Sokaq al-Midaq (Die Midaq-Gasse), sein erster Roman, der die Aufmerksamkeit der arabischen Literaturkritik auf sich zog, ist der Gesang der Altstadt: trist und heiter zugleich. Es ist die Geschichte des Lebens einer kleinen Gasse und gleichzeitig die Geschichte der Veränderung, des Wandels. Denn die Veränderung der Gasse bedeutet auch die Veränderung der Menschen, die in ihr leben: Der Tod der Gasse – der alten Viertel – ist auch der Tod der Traditionen, der Werte, der Menschlichkeit und Solidarität, um die der Dichter trauert.
Seit Anfang der Sechzigerjahre ist Nagib Machfus nicht mehr nostalgisch. Er ändert seinen Stil und sein Sujet. Er ist nicht mehr auf der Suche nach den verlorenen Orten und interessiert sich nicht mehr für eine Welt im Verfall. Von nun an gilt sein Interesse der unmittelbaren Gegenwart. Die Revolution von 1952 hatte das politische und gesellschaftliche Klima Ägyptens verändert. Auch wenn in seinen frühen Romanen der gesellschaftskritisehe Aspekt stets gegenwärtig war, so rückte jetzt die soziale Problematik in den Mittelpunkt seines Schaffens.

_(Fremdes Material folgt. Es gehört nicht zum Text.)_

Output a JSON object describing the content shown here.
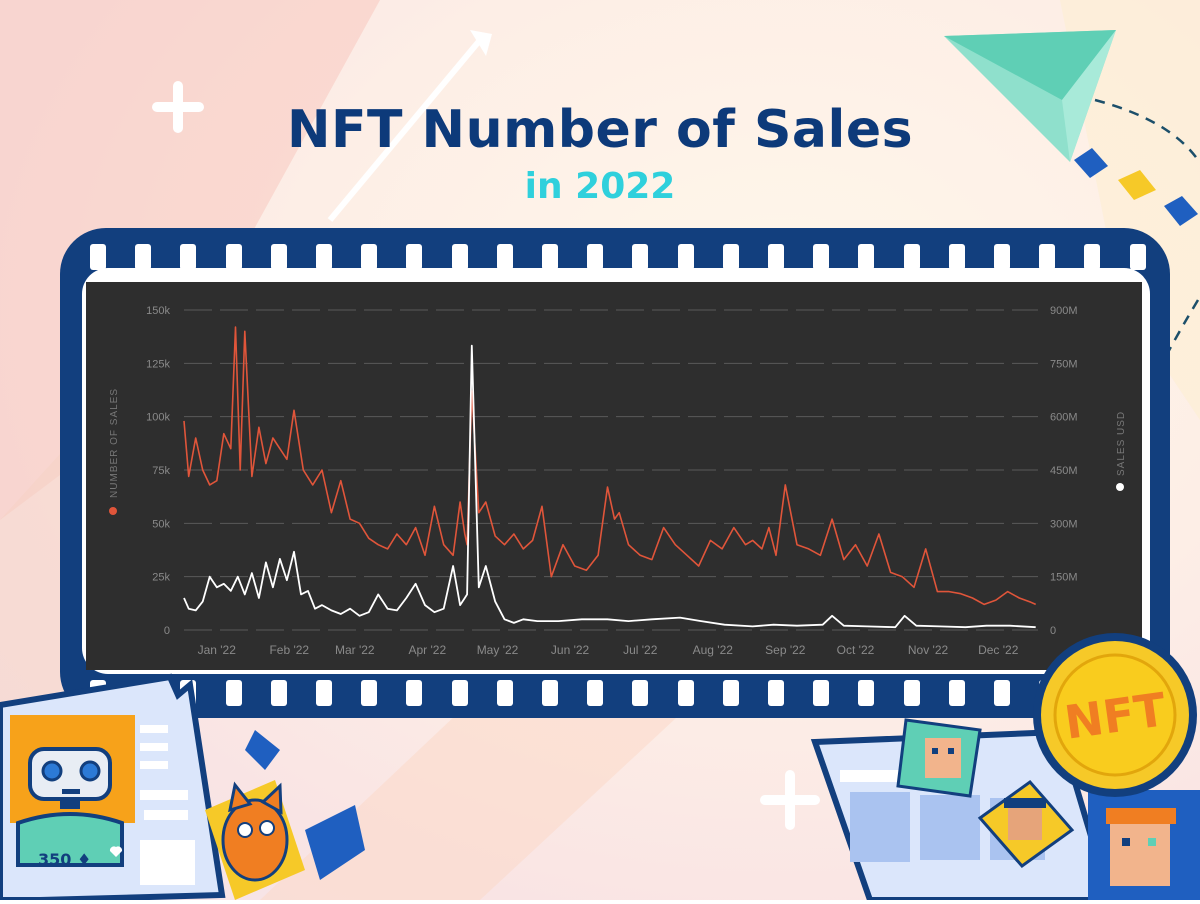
{
  "header": {
    "title": "NFT Number of Sales",
    "subtitle": "in 2022"
  },
  "colors": {
    "title": "#0d3a7a",
    "subtitle": "#2fd0dc",
    "film": "#123f7e",
    "chart_bg": "#2e2e2e",
    "sales_line": "#e0553a",
    "usd_line": "#ffffff"
  },
  "decor": {
    "coin_label": "NFT",
    "price_label": "350 ♦"
  },
  "chart_data": {
    "type": "line",
    "title": "",
    "ylabel": "NUMBER OF SALES",
    "y2label": "SALES USD",
    "ylim": [
      0,
      150000
    ],
    "y2lim": [
      0,
      900000000
    ],
    "y_ticks": [
      "0",
      "25k",
      "50k",
      "75k",
      "100k",
      "125k",
      "150k"
    ],
    "y2_ticks": [
      "0",
      "150M",
      "300M",
      "450M",
      "600M",
      "750M",
      "900M"
    ],
    "x_ticks": [
      "Jan '22",
      "Feb '22",
      "Mar '22",
      "Apr '22",
      "May '22",
      "Jun '22",
      "Jul '22",
      "Aug '22",
      "Sep '22",
      "Oct '22",
      "Nov '22",
      "Dec '22"
    ],
    "grid": "horizontal",
    "series": [
      {
        "name": "NUMBER OF SALES",
        "axis": "left",
        "color": "#e0553a",
        "x": [
          "2022-01-01",
          "2022-01-03",
          "2022-01-06",
          "2022-01-09",
          "2022-01-12",
          "2022-01-15",
          "2022-01-18",
          "2022-01-21",
          "2022-01-23",
          "2022-01-25",
          "2022-01-27",
          "2022-01-30",
          "2022-02-02",
          "2022-02-05",
          "2022-02-08",
          "2022-02-11",
          "2022-02-14",
          "2022-02-17",
          "2022-02-21",
          "2022-02-25",
          "2022-03-01",
          "2022-03-05",
          "2022-03-09",
          "2022-03-13",
          "2022-03-17",
          "2022-03-21",
          "2022-03-25",
          "2022-03-29",
          "2022-04-02",
          "2022-04-06",
          "2022-04-10",
          "2022-04-14",
          "2022-04-18",
          "2022-04-22",
          "2022-04-26",
          "2022-04-29",
          "2022-05-01",
          "2022-05-02",
          "2022-05-04",
          "2022-05-07",
          "2022-05-10",
          "2022-05-14",
          "2022-05-18",
          "2022-05-22",
          "2022-05-26",
          "2022-05-30",
          "2022-06-03",
          "2022-06-07",
          "2022-06-12",
          "2022-06-17",
          "2022-06-22",
          "2022-06-27",
          "2022-07-01",
          "2022-07-04",
          "2022-07-06",
          "2022-07-10",
          "2022-07-15",
          "2022-07-20",
          "2022-07-25",
          "2022-07-30",
          "2022-08-04",
          "2022-08-09",
          "2022-08-14",
          "2022-08-19",
          "2022-08-24",
          "2022-08-29",
          "2022-09-01",
          "2022-09-05",
          "2022-09-08",
          "2022-09-11",
          "2022-09-15",
          "2022-09-20",
          "2022-09-25",
          "2022-09-30",
          "2022-10-05",
          "2022-10-10",
          "2022-10-15",
          "2022-10-20",
          "2022-10-25",
          "2022-10-30",
          "2022-11-04",
          "2022-11-09",
          "2022-11-14",
          "2022-11-19",
          "2022-11-24",
          "2022-11-29",
          "2022-12-04",
          "2022-12-09",
          "2022-12-14",
          "2022-12-19",
          "2022-12-24",
          "2022-12-29",
          "2022-12-31"
        ],
        "values": [
          98000,
          72000,
          90000,
          75000,
          68000,
          70000,
          92000,
          85000,
          142000,
          75000,
          140000,
          72000,
          95000,
          78000,
          90000,
          85000,
          80000,
          103000,
          75000,
          68000,
          75000,
          55000,
          70000,
          52000,
          50000,
          43000,
          40000,
          38000,
          45000,
          40000,
          48000,
          35000,
          58000,
          40000,
          35000,
          60000,
          45000,
          40000,
          112000,
          55000,
          60000,
          44000,
          40000,
          45000,
          38000,
          42000,
          58000,
          25000,
          40000,
          30000,
          28000,
          35000,
          67000,
          52000,
          55000,
          40000,
          35000,
          33000,
          48000,
          40000,
          35000,
          30000,
          42000,
          38000,
          48000,
          40000,
          42000,
          38000,
          48000,
          35000,
          68000,
          40000,
          38000,
          35000,
          52000,
          33000,
          40000,
          30000,
          45000,
          27000,
          25000,
          20000,
          38000,
          18000,
          18000,
          17000,
          15000,
          12000,
          14000,
          18000,
          15000,
          13000,
          12000
        ]
      },
      {
        "name": "SALES USD",
        "axis": "right",
        "color": "#ffffff",
        "x": [
          "2022-01-01",
          "2022-01-03",
          "2022-01-06",
          "2022-01-09",
          "2022-01-12",
          "2022-01-15",
          "2022-01-18",
          "2022-01-21",
          "2022-01-24",
          "2022-01-27",
          "2022-01-30",
          "2022-02-02",
          "2022-02-05",
          "2022-02-08",
          "2022-02-11",
          "2022-02-14",
          "2022-02-17",
          "2022-02-20",
          "2022-02-23",
          "2022-02-26",
          "2022-03-01",
          "2022-03-05",
          "2022-03-09",
          "2022-03-13",
          "2022-03-17",
          "2022-03-21",
          "2022-03-25",
          "2022-03-29",
          "2022-04-02",
          "2022-04-06",
          "2022-04-10",
          "2022-04-14",
          "2022-04-18",
          "2022-04-22",
          "2022-04-26",
          "2022-04-29",
          "2022-05-01",
          "2022-05-02",
          "2022-05-04",
          "2022-05-07",
          "2022-05-10",
          "2022-05-14",
          "2022-05-18",
          "2022-05-22",
          "2022-05-26",
          "2022-06-01",
          "2022-06-10",
          "2022-06-20",
          "2022-07-01",
          "2022-07-10",
          "2022-07-20",
          "2022-08-01",
          "2022-08-10",
          "2022-08-20",
          "2022-09-01",
          "2022-09-10",
          "2022-09-20",
          "2022-10-01",
          "2022-10-05",
          "2022-10-10",
          "2022-10-20",
          "2022-11-01",
          "2022-11-05",
          "2022-11-10",
          "2022-11-20",
          "2022-12-01",
          "2022-12-10",
          "2022-12-20",
          "2022-12-31"
        ],
        "values": [
          90000000,
          60000000,
          55000000,
          80000000,
          150000000,
          120000000,
          130000000,
          110000000,
          150000000,
          100000000,
          160000000,
          90000000,
          190000000,
          120000000,
          200000000,
          140000000,
          220000000,
          100000000,
          110000000,
          60000000,
          70000000,
          55000000,
          45000000,
          60000000,
          40000000,
          50000000,
          100000000,
          60000000,
          55000000,
          90000000,
          130000000,
          70000000,
          50000000,
          60000000,
          180000000,
          70000000,
          90000000,
          100000000,
          800000000,
          120000000,
          180000000,
          80000000,
          30000000,
          20000000,
          30000000,
          25000000,
          25000000,
          30000000,
          30000000,
          25000000,
          30000000,
          35000000,
          25000000,
          15000000,
          10000000,
          15000000,
          12000000,
          15000000,
          40000000,
          12000000,
          10000000,
          8000000,
          40000000,
          12000000,
          10000000,
          8000000,
          12000000,
          12000000,
          8000000
        ]
      }
    ]
  }
}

Auch wenn es in den Romanen Nagib Machfus’ nie an lebensvollen Gestalten, an Helden und einer mit großem dichterischem Atem geschilderten Szenerie fehlt, so ist der eigentliche Held und ein ständig wiederkehrendes Leitmotiv die Zeit – die alles verändernde und zerstörende Zeit. In seinem 1962 erschienenen Roman Der Dieb und die Hunde steht nicht mehr der Mensch in der Gesellschaft im Mittelpunkt, sondern der Mensch in der Zeit. Mit den Romanen der Siebzigerjahre setzte wiederum eine neue Phase ein: Noch einmal hat der Erneuerer der arabischen Sprache seine eigene Sprache völlig erneuert; oder wie einer seiner Bewunderer und »Schüler«, der ägyptische Novellist Mansi Kandil, es formuliert: »Keiner hat die Architektur des Romans, die literarischen Techniken und Schulen so vollkommen beherrscht wie er. Immer wieder hat er seine Sprache verändert, verjüngt und bereichert. Auf diese Weise ist er als Romancier nie veraltet. Für uns, die dritte Schriftstellergeneration nach ihm, ist er ein Vorbild, ein Symbol.«
Mit dem Hausboot am Nil hatte Machfus mit den Nasseristen abgerechnet, denn die Revolution der »Freien Offiziere« hatte die Hoffnungen und Erwartungen des ägyptischen Volkes – vor allem der Intellektuellen – nicht erfüllt. Für Nagib Machfus und seine Freunde konnte das Nasser-Regime das Grundproblem der ägyptischen Gesellschaft nicht lösen, nämlich die Frage der Demokratie. Folter, Repression und willkürliche Gewalt stürzten die aufgeklärten Intellektuellen in Ratlosigkeit und Verwirrung, das ägyptische Volk in Hoffnungslosigkeit, Schrecken und Angst. Die pessimistische Erkenntnis, dass sein Land – Ägypten – vom Ideal einer gerechten Gesellschaft noch weit entfernt ist, wurde zum zentralen Thema eines seiner letzten Romane: Malhamat Harafisch – das Epos der Außenseiter. Dieser Roman, in dem sich Mythos, Zeit und Raum vermischen, erinnert an Gabriel García Márquez’ Hundert Jahre Einsamkeit – an die vergebliche Suche des Menschen nach dem Heil.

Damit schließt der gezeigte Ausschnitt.